Mast cells generated from patients with atopic eczema have enhanced levels of granule mediators and an impaired Dectin-1 expression.

Author information

1
Department of Medicine Solna Clinical Allergy Research Unit, Karolinska Institutet and University Hospital Solna, Stockholm, Sweden.

Abstract

BACKGROUND:

The disrupted skin barrier of patients with atopic eczema (AE) might facilitate contact between mast cells (MCs) in the skin and environmental triggers of the disease. One such trigger is the skin-colonizing yeast Malassezia sympodialis (M. sympodialis). In this study, we investigated the interaction of MC with M. sympodialis.

METHODS:

Mast cells were generated from peripheral blood CD34(+) progenitor cells of healthy controls (HC) and M. sympodialis-sensitized AE patients.

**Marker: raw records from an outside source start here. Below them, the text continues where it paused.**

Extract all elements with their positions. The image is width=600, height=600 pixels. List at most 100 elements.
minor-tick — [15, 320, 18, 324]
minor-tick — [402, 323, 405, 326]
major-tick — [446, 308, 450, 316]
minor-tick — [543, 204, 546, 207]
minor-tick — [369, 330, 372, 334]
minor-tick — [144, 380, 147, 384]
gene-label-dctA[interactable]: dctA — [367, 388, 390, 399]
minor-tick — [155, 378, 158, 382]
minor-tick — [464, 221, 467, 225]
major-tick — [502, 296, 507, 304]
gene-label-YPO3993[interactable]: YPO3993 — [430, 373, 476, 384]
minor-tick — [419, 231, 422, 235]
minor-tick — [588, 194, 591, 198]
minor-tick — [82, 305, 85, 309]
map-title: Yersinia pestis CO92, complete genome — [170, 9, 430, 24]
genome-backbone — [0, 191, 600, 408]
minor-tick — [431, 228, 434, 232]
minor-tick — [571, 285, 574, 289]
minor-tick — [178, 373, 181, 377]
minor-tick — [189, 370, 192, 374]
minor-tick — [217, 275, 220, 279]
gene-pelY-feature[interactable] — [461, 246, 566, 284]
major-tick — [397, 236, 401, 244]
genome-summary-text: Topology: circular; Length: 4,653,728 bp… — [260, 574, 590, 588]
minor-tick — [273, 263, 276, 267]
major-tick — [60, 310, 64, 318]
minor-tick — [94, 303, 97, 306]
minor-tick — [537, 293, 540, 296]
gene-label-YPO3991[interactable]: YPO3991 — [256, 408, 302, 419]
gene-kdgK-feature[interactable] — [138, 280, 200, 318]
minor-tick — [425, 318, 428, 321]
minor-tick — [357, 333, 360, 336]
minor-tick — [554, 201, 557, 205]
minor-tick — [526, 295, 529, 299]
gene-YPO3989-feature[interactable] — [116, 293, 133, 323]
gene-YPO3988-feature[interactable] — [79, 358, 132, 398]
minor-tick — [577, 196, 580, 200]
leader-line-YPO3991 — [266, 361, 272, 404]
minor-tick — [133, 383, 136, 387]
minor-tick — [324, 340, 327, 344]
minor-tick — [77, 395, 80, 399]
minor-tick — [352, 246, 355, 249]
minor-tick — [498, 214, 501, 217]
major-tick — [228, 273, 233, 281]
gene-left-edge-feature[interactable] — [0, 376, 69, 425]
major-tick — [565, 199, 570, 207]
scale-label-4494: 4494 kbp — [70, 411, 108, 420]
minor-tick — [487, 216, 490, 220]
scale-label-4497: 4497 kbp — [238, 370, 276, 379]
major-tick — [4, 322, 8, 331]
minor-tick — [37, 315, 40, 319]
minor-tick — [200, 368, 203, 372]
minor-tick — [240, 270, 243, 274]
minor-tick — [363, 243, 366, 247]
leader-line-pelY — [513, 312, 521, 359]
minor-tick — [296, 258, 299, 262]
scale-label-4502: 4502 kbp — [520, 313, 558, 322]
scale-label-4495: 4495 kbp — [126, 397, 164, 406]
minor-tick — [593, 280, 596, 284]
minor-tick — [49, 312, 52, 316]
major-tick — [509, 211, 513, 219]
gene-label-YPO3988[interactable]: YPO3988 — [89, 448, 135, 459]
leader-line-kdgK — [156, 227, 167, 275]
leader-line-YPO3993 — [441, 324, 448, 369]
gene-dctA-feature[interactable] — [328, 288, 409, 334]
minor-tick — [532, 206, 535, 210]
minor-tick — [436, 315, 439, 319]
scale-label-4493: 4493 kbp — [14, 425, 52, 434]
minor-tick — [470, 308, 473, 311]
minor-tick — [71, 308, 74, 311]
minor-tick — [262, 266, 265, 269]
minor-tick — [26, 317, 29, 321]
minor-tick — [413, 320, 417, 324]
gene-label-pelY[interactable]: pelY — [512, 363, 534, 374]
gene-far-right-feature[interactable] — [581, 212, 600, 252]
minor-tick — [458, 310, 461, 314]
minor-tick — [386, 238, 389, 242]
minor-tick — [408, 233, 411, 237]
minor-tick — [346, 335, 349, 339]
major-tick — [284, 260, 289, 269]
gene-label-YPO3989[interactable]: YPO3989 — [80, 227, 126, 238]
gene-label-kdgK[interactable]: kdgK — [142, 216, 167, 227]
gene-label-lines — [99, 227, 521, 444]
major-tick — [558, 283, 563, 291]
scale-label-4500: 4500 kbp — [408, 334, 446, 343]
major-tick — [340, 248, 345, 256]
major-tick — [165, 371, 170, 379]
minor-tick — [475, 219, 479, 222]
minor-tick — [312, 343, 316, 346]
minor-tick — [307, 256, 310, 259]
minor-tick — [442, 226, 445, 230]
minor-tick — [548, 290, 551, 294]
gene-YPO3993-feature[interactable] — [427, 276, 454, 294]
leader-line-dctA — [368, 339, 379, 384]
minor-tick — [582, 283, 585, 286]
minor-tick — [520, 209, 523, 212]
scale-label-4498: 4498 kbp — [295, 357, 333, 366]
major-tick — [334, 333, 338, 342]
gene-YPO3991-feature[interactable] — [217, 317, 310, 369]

Biopsy specimens were taken from HC and lesional AE skin for immunohistological stainings.

RESULTS:

The progenitor-derived MCs expressed the macrophage-inducible C-type lectin receptor Mincle, and exposure of these cells to M. sympodialis induced up-regulation of the mRNA expression of Mincle. Furthermore, we demonstrate that, when compared to HC, the progenitor-derived MCs from AE patients (i) contain more intrinsic granule mediators such as histamine, (ii) exhibit enhanced IL-6 release in response to M. sympodialis exposure, and (iii) have an impaired up-regulation of the fungal recognition receptor Dectin-1. In addition, analysis of skin sections from HC and AE patients revealed MCs as the predominant Dectin-1-expressing cell type in the skin.

CONCLUSION:

Our data indicate that progenitor-derived MCs from AE patients differ from those from HC. Further investigations with skin-derived MCs are necessary to confirm the observed differences which could provide new insights into the pathogenic mechanisms underlying AE.